安倍総理の秋葉原演説でGDP 50兆円増加は本当か?確認してみた

選挙前最終日の秋葉原駅前での安倍総理の演説は恒例化しています。私はYoutubeでみる事にしていますが昨日の演説の中で経済について安倍総理が次のように語っていました。

『民主党政権時代はのGDPは493兆円、自民党政権になって543兆円と50兆円も増えたんですよ』

50兆円増ということは10%もアップしたということ、本当なのか?本当だとしたら何の項目が増えたのか?ちょっと確認してみました。

GDP統計データは内閣府のホームページで

GDPの統計データはまとまったものが簡単に入手でき、内閣府のホームページに行けばcsvファイルでダウンロードできます。

国民経済計算(GDP統計) – 内閣府

今回は名目GDPの年次データを使うのでここからダウンロードです。

安倍政権で名目GDPは右肩上がり

1994年以降の名目GDPをグラフ化しました。

安倍政権になって明らかに上昇に転じていますね。この数値だけを見れば今の政権が続くことが望ましいと思います。
では総理が演説で主張されていた名目GDPの額について民主党政権最終年の2012年と昨年2016年で比較してみます。(1兆円以下は切り捨て)

2012年名目GDP:494兆円
2016年名目GDP:537兆円

民主党政権時は合っていますが安倍政権時のは543兆円が537兆円ですので6兆円ほどのずれが。総理は2017年度の4半期別データを年率換算したのかもしれませんが概略では合っていると感じました。

安倍政権で何が増えたのか

では安倍政権になって名目GDPは何が増えたのか?項目別に推移を見て見ます。

GDPの6割を占める個人消費

安倍政権になって急上昇しました。アベノミクスの金融緩和の効果でしょう。しかし、初年度に急上昇したのに翌年からは横ばい。これは消費税増税の悪影響と考えます。増税しないでいれば右肩上がりは継続してもっと名目GDPは伸びていたのでしょう。残念です。

個人消費以外の項目

個人消費以外の主要項目の変化もグラフにしました。

これを見ると増えているのは政府最終消費支出、設備投資、純輸出の3項目です。
政府最終消費支出は政府が行う行政サービスで、医療、介護なども含まれます。
設備投資は民間企業の設備投資
純輸出は輸出から輸入を引いたもの。

なお、公共工事は安倍政権になっても増えていません、民主党政権時代からほぼ変化無しです。

名目GDP増加項目の一覧

増加した項目の増加額詳細です。

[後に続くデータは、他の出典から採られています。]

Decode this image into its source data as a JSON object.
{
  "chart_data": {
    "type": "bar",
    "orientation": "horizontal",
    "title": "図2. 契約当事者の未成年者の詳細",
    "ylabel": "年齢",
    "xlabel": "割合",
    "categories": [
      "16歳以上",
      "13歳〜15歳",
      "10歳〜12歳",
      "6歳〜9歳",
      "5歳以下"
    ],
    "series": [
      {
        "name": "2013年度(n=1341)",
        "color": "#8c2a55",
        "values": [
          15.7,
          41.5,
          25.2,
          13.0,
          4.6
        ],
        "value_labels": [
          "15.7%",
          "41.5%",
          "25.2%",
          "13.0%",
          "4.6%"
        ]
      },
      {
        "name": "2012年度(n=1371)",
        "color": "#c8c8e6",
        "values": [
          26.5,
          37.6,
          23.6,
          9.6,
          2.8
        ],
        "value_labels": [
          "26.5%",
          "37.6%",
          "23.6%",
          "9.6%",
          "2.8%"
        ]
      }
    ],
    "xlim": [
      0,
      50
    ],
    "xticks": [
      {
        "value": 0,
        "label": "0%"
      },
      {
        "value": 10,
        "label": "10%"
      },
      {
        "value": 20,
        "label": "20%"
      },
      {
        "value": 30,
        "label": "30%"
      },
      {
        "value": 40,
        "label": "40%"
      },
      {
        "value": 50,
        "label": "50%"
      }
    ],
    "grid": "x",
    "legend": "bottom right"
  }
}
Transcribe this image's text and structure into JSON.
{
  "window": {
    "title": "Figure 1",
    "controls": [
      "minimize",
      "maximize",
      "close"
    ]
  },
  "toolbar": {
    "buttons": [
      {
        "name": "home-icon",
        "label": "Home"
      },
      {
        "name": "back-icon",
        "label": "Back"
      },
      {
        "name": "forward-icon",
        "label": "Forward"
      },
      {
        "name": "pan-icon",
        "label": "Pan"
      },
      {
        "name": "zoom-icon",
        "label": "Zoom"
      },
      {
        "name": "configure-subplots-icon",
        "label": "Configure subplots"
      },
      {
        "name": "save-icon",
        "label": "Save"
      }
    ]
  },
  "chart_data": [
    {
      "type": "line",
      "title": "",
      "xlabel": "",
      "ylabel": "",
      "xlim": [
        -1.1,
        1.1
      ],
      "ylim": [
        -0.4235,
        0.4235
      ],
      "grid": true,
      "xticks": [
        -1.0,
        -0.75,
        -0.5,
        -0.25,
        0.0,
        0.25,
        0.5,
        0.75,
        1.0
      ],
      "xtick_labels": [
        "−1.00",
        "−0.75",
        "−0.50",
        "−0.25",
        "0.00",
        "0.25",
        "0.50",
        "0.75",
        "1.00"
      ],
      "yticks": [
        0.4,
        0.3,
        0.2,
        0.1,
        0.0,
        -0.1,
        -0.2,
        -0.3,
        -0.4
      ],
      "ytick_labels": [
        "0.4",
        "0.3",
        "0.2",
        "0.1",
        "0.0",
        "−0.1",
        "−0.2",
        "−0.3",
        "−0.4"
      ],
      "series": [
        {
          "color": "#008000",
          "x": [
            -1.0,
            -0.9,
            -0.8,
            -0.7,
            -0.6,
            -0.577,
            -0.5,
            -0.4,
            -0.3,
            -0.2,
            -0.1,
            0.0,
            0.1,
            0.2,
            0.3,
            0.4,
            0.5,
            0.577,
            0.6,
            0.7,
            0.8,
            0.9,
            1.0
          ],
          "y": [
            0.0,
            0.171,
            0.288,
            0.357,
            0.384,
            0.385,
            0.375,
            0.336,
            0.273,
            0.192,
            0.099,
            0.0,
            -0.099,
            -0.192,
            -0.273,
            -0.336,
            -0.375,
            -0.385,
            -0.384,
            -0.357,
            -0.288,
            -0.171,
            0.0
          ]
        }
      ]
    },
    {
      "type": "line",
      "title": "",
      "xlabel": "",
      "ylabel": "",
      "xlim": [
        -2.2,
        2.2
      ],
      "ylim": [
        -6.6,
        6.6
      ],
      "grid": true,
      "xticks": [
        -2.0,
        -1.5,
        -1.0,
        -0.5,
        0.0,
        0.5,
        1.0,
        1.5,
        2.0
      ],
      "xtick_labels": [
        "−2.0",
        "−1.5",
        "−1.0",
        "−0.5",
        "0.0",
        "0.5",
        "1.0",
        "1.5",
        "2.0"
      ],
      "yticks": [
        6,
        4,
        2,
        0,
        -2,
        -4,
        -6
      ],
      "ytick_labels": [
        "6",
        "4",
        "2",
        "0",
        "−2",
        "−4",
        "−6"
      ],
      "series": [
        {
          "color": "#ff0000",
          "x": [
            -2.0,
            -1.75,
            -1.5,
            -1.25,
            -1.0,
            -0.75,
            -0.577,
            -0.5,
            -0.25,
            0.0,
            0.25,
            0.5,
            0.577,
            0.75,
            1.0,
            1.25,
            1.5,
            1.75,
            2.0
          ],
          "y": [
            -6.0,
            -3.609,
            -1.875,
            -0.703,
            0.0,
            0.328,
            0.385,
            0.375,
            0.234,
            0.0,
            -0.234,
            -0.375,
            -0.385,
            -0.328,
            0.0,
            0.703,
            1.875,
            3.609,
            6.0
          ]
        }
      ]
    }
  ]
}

(単位:10億円)

項目 個人消費 政府最終消費支出 設備投資 純輸出
2012年 291,164 100,358 71,834 -8,757
2016年 301,034 105,947 82,541 5,264
増加額 9,870 5,588 10,706 14,021

これらの項目で40兆円の増加、特に純輸出の増加は大きいですね。

まとめ:アベノミクスの評価

上記の結果から私の独断での評価は

1)アベノミクスにより個人消費が増加したのは良いが、その後の消費税増税で勢いが止まってしまった。
消費税増税が無ければ今頃、デフレも脱却できたのでは?

2)企業の設備投資や純輸出が増えたことは企業、特に大企業の収益が向上しているようだ。

以上はアベノミクス第1の矢、金融緩和による効果と思われます。
反面、公共投資は増えてなくアベノミクス第2の矢、財政出動は行われていない事になります。

いずれにしても、経済的視点ではGDPが50兆円も増えた政権を否定する理由はないと考えます。